Gestern bei der Uno…..

Gestern haben die Staatschefs der Welt bei der UNO Vollversammlung in New York gesprochen. Die Reden der einzelnen Regierungsoberhäupter der Nationen sorgten für Aufregung. Die Rede von Barak Obama, dem amerikanischen Präsidenten lief noch sehr ruhig ab. Obama bekräftigte in seiner Rede, dass er den Kampf gegen Al Kaida mit aller Härte weiterführen wird, er bis Ende 2011 die amerikanischen Truppen aus dem Irak zurückholen will.

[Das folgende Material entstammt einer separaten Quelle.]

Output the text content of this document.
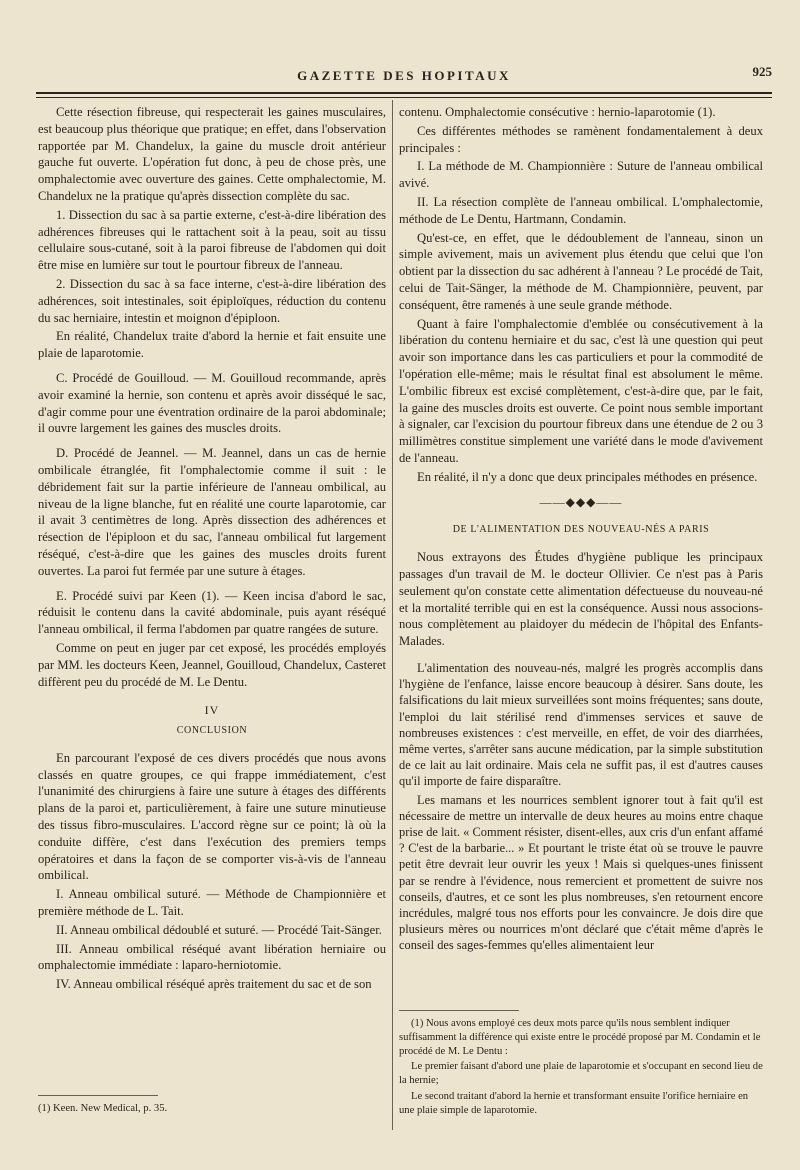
GAZETTE DES HOPITAUX	925

Cette résection fibreuse, qui respecterait les gaines musculaires, est beaucoup plus théorique que pratique; en effet, dans l'observation rapportée par M. Chandelux, la gaine du muscle droit antérieur gauche fut ouverte. L'opération fut donc, à peu de chose près, une omphalectomie avec ouverture des gaines. Cette omphalectomie, M. Chandelux ne la pratique qu'après dissection complète du sac.

1. Dissection du sac à sa partie externe, c'est-à-dire libération des adhérences fibreuses qui le rattachent soit à la peau, soit au tissu cellulaire sous-cutané, soit à la paroi fibreuse de l'abdomen qui doit être mise en lumière sur tout le pourtour fibreux de l'anneau.

2. Dissection du sac à sa face interne, c'est-à-dire libération des adhérences, soit intestinales, soit épiploïques, réduction du contenu du sac herniaire, intestin et moignon d'épiploon.

En réalité, Chandelux traite d'abord la hernie et fait ensuite une plaie de laparotomie.

C. Procédé de Gouilloud. — M. Gouilloud recommande, après avoir examiné la hernie, son contenu et après avoir disséqué le sac, d'agir comme pour une éventration ordinaire de la paroi abdominale; il ouvre largement les gaines des muscles droits.

D. Procédé de Jeannel. — M. Jeannel, dans un cas de hernie ombilicale étranglée, fit l'omphalectomie comme il suit : le débridement fait sur la partie inférieure de l'anneau ombilical, au niveau de la ligne blanche, fut en réalité une courte laparotomie, car il avait 3 centimètres de long. Après dissection des adhérences et résection de l'épiploon et du sac, l'anneau ombilical fut largement réséqué, c'est-à-dire que les gaines des muscles droits furent ouvertes. La paroi fut fermée par une suture à étages.

E. Procédé suivi par Keen (1). — Keen incisa d'abord le sac, réduisit le contenu dans la cavité abdominale, puis ayant réséqué l'anneau ombilical, il ferma l'abdomen par quatre rangées de suture.

Comme on peut en juger par cet exposé, les procédés employés par MM. les docteurs Keen, Jeannel, Gouilloud, Chandelux, Casteret diffèrent peu du procédé de M. Le Dentu.

IV
CONCLUSION

En parcourant l'exposé de ces divers procédés que nous avons classés en quatre groupes, ce qui frappe immédiatement, c'est l'unanimité des chirurgiens à faire une suture à étages des différents plans de la paroi et, particulièrement, à faire une suture minutieuse des tissus fibro-musculaires. L'accord règne sur ce point; là où la conduite diffère, c'est dans l'exécution des premiers temps opératoires et dans la façon de se comporter vis-à-vis de l'anneau ombilical.

I. Anneau ombilical suturé. — Méthode de Championnière et première méthode de L. Tait.

II. Anneau ombilical dédoublé et suturé. — Procédé Tait-Sänger.

III. Anneau ombilical réséqué avant libération herniaire ou omphalectomie immédiate : laparo-herniotomie.

IV. Anneau ombilical réséqué après traitement du sac et de son

(1) Keen. New Medical, p. 35.

contenu. Omphalectomie consécutive : hernio-laparotomie (1).

Ces différentes méthodes se ramènent fondamentalement à deux principales :

I. La méthode de M. Championnière : Suture de l'anneau ombilical avivé.

II. La résection complète de l'anneau ombilical. L'omphalectomie, méthode de Le Dentu, Hartmann, Condamin.

Qu'est-ce, en effet, que le dédoublement de l'anneau, sinon un simple avivement, mais un avivement plus étendu que celui que l'on obtient par la dissection du sac adhérent à l'anneau ? Le procédé de Tait, celui de Tait-Sänger, la méthode de M. Championnière, peuvent, par conséquent, être ramenés à une seule grande méthode.

Quant à faire l'omphalectomie d'emblée ou consécutivement à la libération du contenu herniaire et du sac, c'est là une question qui peut avoir son importance dans les cas particuliers et pour la commodité de l'opération elle-même; mais le résultat final est absolument le même. L'ombilic fibreux est excisé complètement, c'est-à-dire que, par le fait, la gaine des muscles droits est ouverte. Ce point nous semble important à signaler, car l'excision du pourtour fibreux dans une étendue de 2 ou 3 millimètres constitue simplement une variété dans le mode d'avivement de l'anneau.

En réalité, il n'y a donc que deux principales méthodes en présence.

——◆◆◆——
DE L'ALIMENTATION DES NOUVEAU-NÉS A PARIS

Nous extrayons des Études d'hygiène publique les principaux passages d'un travail de M. le docteur Ollivier. Ce n'est pas à Paris seulement qu'on constate cette alimentation défectueuse du nouveau-né et la mortalité terrible qui en est la conséquence. Aussi nous associons-nous complètement au plaidoyer du médecin de l'hôpital des Enfants-Malades.

L'alimentation des nouveau-nés, malgré les progrès accomplis dans l'hygiène de l'enfance, laisse encore beaucoup à désirer. Sans doute, les falsifications du lait mieux surveillées sont moins fréquentes; sans doute, l'emploi du lait stérilisé rend d'immenses services et sauve de nombreuses existences : c'est merveille, en effet, de voir des diarrhées, même vertes, s'arrêter sans aucune médication, par la simple substitution de ce lait au lait ordinaire. Mais cela ne suffit pas, il est d'autres causes qu'il importe de faire disparaître.

Les mamans et les nourrices semblent ignorer tout à fait qu'il est nécessaire de mettre un intervalle de deux heures au moins entre chaque prise de lait. « Comment résister, disent-elles, aux cris d'un enfant affamé ? C'est de la barbarie... » Et pourtant le triste état où se trouve le pauvre petit être devrait leur ouvrir les yeux ! Mais si quelques-unes finissent par se rendre à l'évidence, nous remercient et promettent de suivre nos conseils, d'autres, et ce sont les plus nombreuses, s'en retournent encore incrédules, malgré tous nos efforts pour les convaincre. Je dois dire que plusieurs mères ou nourrices m'ont déclaré que c'était même d'après le conseil des sages-femmes qu'elles alimentaient leur

(1) Nous avons employé ces deux mots parce qu'ils nous semblent indiquer suffisamment la différence qui existe entre le procédé proposé par M. Condamin et le procédé de M. Le Dentu :

Le premier faisant d'abord une plaie de laparotomie et s'occupant en second lieu de la hernie;

Le second traitant d'abord la hernie et transformant ensuite l'orifice herniaire en une plaie simple de laparotomie.
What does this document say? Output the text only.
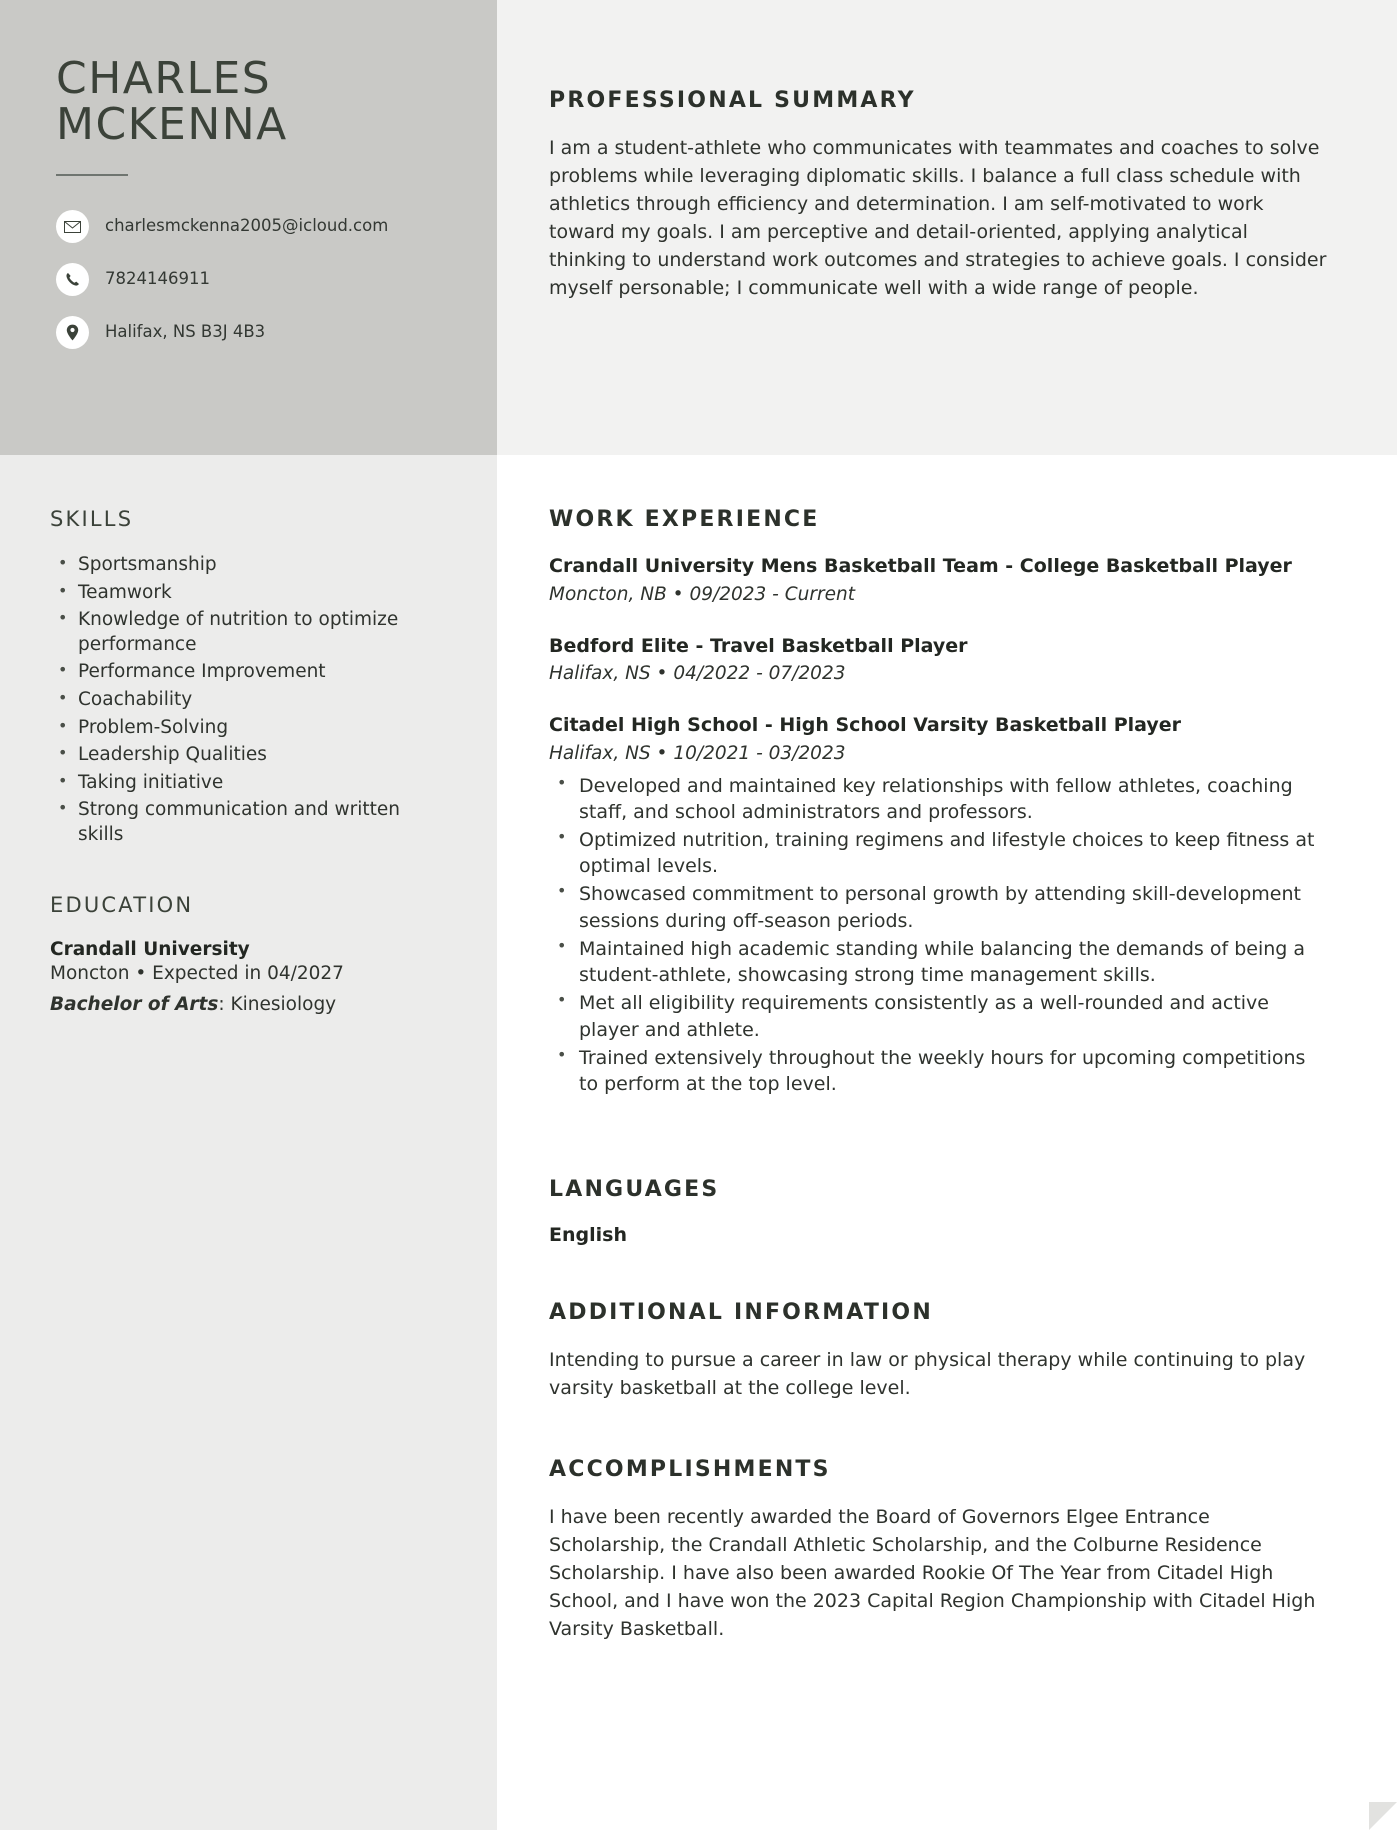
CHARLES
MCKENNA
charlesmckenna2005@icloud.com
7824146911
Halifax, NS B3J 4B3
SKILLS
• Sportsmanship
• Teamwork
• Knowledge of nutrition to optimize performance
• Performance Improvement
• Coachability
• Problem-Solving
• Leadership Qualities
• Taking initiative
• Strong communication and written skills
EDUCATION
Crandall University
Moncton • Expected in 04/2027
Bachelor of Arts: Kinesiology
PROFESSIONAL SUMMARY

I am a student-athlete who communicates with teammates and coaches to solve problems while leveraging diplomatic skills. I balance a full class schedule with athletics through efficiency and determination. I am self-motivated to work toward my goals. I am perceptive and detail-oriented, applying analytical thinking to understand work outcomes and strategies to achieve goals. I consider myself personable; I communicate well with a wide range of people.

WORK EXPERIENCE
Crandall University Mens Basketball Team - College Basketball Player
Moncton, NB • 09/2023 - Current
Bedford Elite - Travel Basketball Player
Halifax, NS • 04/2022 - 07/2023
Citadel High School - High School Varsity Basketball Player
Halifax, NS • 10/2021 - 03/2023
• Developed and maintained key relationships with fellow athletes, coaching staff, and school administrators and professors.
• Optimized nutrition, training regimens and lifestyle choices to keep fitness at optimal levels.
• Showcased commitment to personal growth by attending skill-development sessions during off-season periods.
• Maintained high academic standing while balancing the demands of being a student-athlete, showcasing strong time management skills.
• Met all eligibility requirements consistently as a well-rounded and active player and athlete.
• Trained extensively throughout the weekly hours for upcoming competitions to perform at the top level.
LANGUAGES
English
ADDITIONAL INFORMATION

Intending to pursue a career in law or physical therapy while continuing to play varsity basketball at the college level.

ACCOMPLISHMENTS

I have been recently awarded the Board of Governors Elgee Entrance Scholarship, the Crandall Athletic Scholarship, and the Colburne Residence Scholarship. I have also been awarded Rookie Of The Year from Citadel High School, and I have won the 2023 Capital Region Championship with Citadel High Varsity Basketball.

Soviel wie ich weiß, hat er doch einige Male den Truppenabzug verschoben. Und vielleicht denkt auch nächstes oder übernächstes Jahr mehr daran, was der Präsident auf dieser UNO Versammlung gesagt hat. Da müssen wir wohl noch zwei Jahre warten. Des Weiteren ging es dem Präsidenten der USA um Verbesserung der Klimaprobleme, dass die globale Wirtschaft voran gebracht werden soll, von einem dauerhaften Verbot von Nukleartests. Bei einer Mißachtung seitens dem Iran und Nordkorea würde man hier gemeinsam gegen diese beiden Staaten entschieden vorgehen. Des Weiteren führte er noch die Gesundheitsversorgung der dritten Länder auf usw. Die mit voller Entusiasmus gehaltene Rede konnte man fast schon seine guten Absichten glauben. Doch Menschen sollte man vielleicht nicht nur danach beurteilen, was sie sagen, sondern auch was sie tun.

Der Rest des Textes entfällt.